Two-loop turbulent helical magnetohydrodynamics: Large-scale dynamo and energy spectrum.

We present a two-loop field-theoretic analysis of incompressible helical magnetohydrodynamics (MHD) in fully developed stationary turbulence. A key feature of helical MHD is the appearance of an infrared-unstable "masslike" term in the loop diagrams of the magnetic response function. Physically, this term corresponds to the relevant perturbation of the Joule damping, proportional to ∇×b (b= magnetic field). Its presence destabilizes the trivial ground state 〈b〉=0 and forces us to look for a mechanism for stabilizing the system.

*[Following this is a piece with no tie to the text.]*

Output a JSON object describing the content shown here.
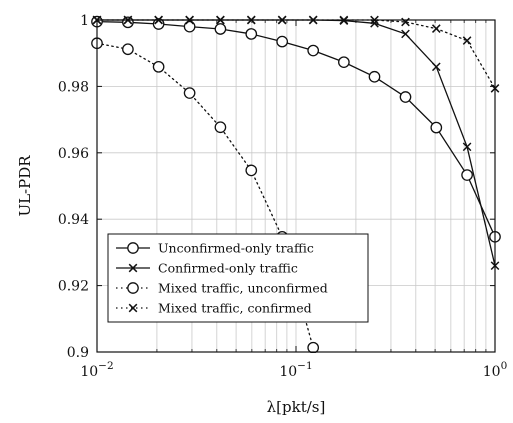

We show that such stabilization can be achieved in two ways: (i) by introducing into induction equation an external masslike parameter that precisely cancels these dangerous loop corrections (kinematic regime), or (ii) via spontaneous breaking of the rotational symmetry, leading to a new ground state with nonzero large-scale magnetic field (turbulent dynamo regime). For the latter case, we study the two-loop correction to the spontaneously generated magnetic field and demonstrate that Goldstone-like corrections to Alfvén modes along with some other anisotropic structures arise. Our results also confirm that the emergent mean magnetic field leads to a steeper slope of the magnetic energy spectrum, -11/3+2γ_{b★} (with γ_{b★}=-0.1039-0.4202ρ^{2}, for |ρ|⩽1 as the degree of helicity), compared to the Kolmogorov velocity spectrum of -11/3, thereby breaking equipartition.